题目描述
You have a simple undirected graph consisting of n vertices and m edges. The graph doesn’t contain self-loops, there is at most one edge between a pair of vertices. The given graph can be disconnected.
Let’s make a definition.
Let $v_1$ and $v_2$ be two some nonempty subsets of vertices that do not intersect.

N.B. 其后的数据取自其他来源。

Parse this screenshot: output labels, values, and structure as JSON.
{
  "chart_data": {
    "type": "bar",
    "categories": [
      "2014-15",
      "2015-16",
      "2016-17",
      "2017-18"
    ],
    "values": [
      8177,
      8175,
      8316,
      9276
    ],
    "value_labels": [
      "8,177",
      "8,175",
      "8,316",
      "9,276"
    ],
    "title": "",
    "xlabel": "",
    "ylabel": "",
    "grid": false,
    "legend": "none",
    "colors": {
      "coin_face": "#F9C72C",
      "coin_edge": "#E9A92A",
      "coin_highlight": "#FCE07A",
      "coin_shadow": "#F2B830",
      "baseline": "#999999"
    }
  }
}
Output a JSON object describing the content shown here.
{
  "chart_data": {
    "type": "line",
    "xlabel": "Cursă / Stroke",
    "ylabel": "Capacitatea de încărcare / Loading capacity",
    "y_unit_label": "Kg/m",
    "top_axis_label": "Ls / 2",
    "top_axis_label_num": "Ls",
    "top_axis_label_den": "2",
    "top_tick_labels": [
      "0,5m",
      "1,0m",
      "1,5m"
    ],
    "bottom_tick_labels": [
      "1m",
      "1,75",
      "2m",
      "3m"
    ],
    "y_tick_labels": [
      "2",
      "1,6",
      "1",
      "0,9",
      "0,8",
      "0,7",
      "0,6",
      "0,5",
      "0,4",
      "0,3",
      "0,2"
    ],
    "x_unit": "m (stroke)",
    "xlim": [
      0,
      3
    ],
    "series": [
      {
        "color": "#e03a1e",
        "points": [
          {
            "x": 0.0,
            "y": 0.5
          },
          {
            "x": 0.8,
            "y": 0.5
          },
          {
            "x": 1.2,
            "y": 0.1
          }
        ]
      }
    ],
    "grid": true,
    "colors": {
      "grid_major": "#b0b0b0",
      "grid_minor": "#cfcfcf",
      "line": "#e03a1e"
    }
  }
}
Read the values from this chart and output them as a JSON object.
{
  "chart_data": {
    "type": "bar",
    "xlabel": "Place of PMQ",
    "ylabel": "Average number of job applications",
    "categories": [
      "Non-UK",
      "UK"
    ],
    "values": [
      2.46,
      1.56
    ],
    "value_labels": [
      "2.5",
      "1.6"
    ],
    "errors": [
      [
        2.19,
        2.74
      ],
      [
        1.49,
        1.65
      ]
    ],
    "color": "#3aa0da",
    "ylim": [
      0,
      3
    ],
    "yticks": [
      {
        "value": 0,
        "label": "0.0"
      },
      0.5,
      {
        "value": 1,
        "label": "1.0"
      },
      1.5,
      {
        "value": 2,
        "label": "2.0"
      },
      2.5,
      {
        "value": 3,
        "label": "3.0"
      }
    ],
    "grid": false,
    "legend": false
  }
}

Let $f(v_1,v_2)$ be true if and only if all the conditions are satisfied:
- There are no edges with both endpoints in vertex set $v_1$.
- There are no edges with both endpoints in vertex set $v_2$.
- For every two vertices $x$ and $y$ such that $x$ is in $v_1$ and $y$ is in $v_2$, there is an edge between $x$ and $y$.
Create three vertex sets $(v_1, v_2, v_3)$ which satisfy the conditions below;
- All vertex sets should not be empty.
- Each vertex should be assigned to only one vertex set.
- $f(v_1,v_2)$, $f(v_2,v_3)$, $f(v_3,v_1)$ are all true.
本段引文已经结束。